AUSTIN, Texas – Governor Rick Perry announced today the details of his comprehensive “Trans Texas Corridor” plan, incorporating roads, rail, and utility infrastructure.

Jeff Judson, president of the Texas Public Policy Foundation, said the fiscally responsible plan aggressively addresses Texas’ transportation needs.

“As the governor has said in the past, Texas’ funding emphasis must be on what can move the most people for the lowest amount of money,” said Judson. “The governor’s plan creatively ends the piece-meal approach to transportation planning of the past. This is the best plan on the table to efficiently move people and freight across our state.”

Transportation expert Wendell Cox – a member of the federal government’s Amtrak Reform Council – agreed, calling the plan “ambitious and visionary.”

“The governor is signaling a new turn, that Texas will be using rational decision-making that will leap-frog road capacity ahead of congestion problems, rather than trying to always play catch-up. This is crucial to job creation and the continued economic advancement of the nation’s second largest state,” said Cox, whose October 2001 study of the impact freight rail can have on congestion is available at the Texas Public Policy Foundation web site, www.texaspolicy.com.

“This is the first time any of the nation’s major elected leaders, whether in Washington or in the states, has fully recognized the important role freight rail can play in Texas’ transportation policy.”

Cox said better utilization of rail and specialized truck roadways for moving freight across Texas would quickly improve traffic congestion, while considerably reducing roadway wear-and-tear.

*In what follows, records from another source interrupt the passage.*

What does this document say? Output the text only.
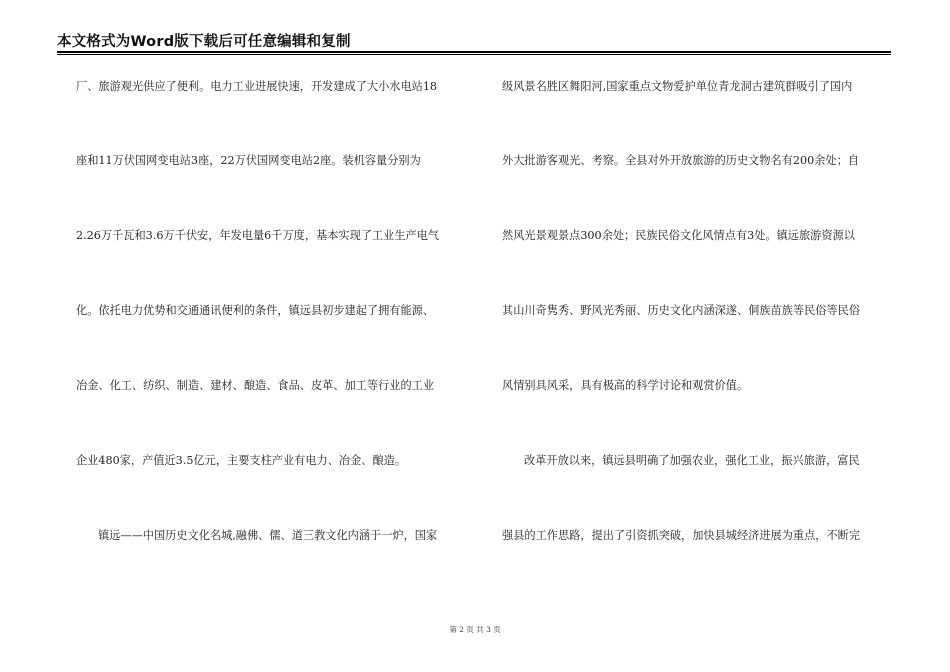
本文格式为Word版下载后可任意编辑和复制
厂、旅游观光供应了便利。电力工业进展快速，开发建成了大小水电站18
座和11万伏国网变电站3座，22万伏国网变电站2座。装机容量分别为
2.26万千瓦和3.6万千伏安，年发电量6千万度，基本实现了工业生产电气
化。依托电力优势和交通通讯便利的条件，镇远县初步建起了拥有能源、
冶金、化工、纺织、制造、建材、酿造、食品、皮革、加工等行业的工业
企业480家，产值近3.5亿元，主要支柱产业有电力、冶金、酿造。
镇远——中国历史文化名城,融佛、儒、道三教文化内涵于一炉，国家
级风景名胜区舞阳河,国家重点文物爱护单位青龙洞古建筑群吸引了国内
外大批游客观光、考察。全县对外开放旅游的历史文物名有200余处；自
然风光景观景点300余处；民族民俗文化风情点有3处。镇远旅游资源以
其山川奇隽秀、野风光秀丽、历史文化内涵深遂、侗族苗族等民俗等民俗
风情别具风采，具有极高的科学讨论和观赏价值。
改革开放以来，镇远县明确了加强农业，强化工业，振兴旅游，富民
强县的工作思路，提出了引资抓突破，加快县城经济进展为重点，不断完
第 2 页 共 3 页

With trucks taking 3.8 times the road space of a single car, moving freight from truck to rail quickly decreases traffic congestion. Further, rail is able to move freight at a lower environmental cost than trucks.

The governor said today that Texas’ population could more than double “in the next few decades.”

Current projections call for a 100 percent increase in truck traffic through Texas’ urban areas by 2020, which would increase total urban traffic by the equivalent of 20 percent. But if rail freight’s market share continues its decline to the levels seen in Europe, truck traffic could increase 235 percent – the equivalent of a 49 percent increase in overall traffic.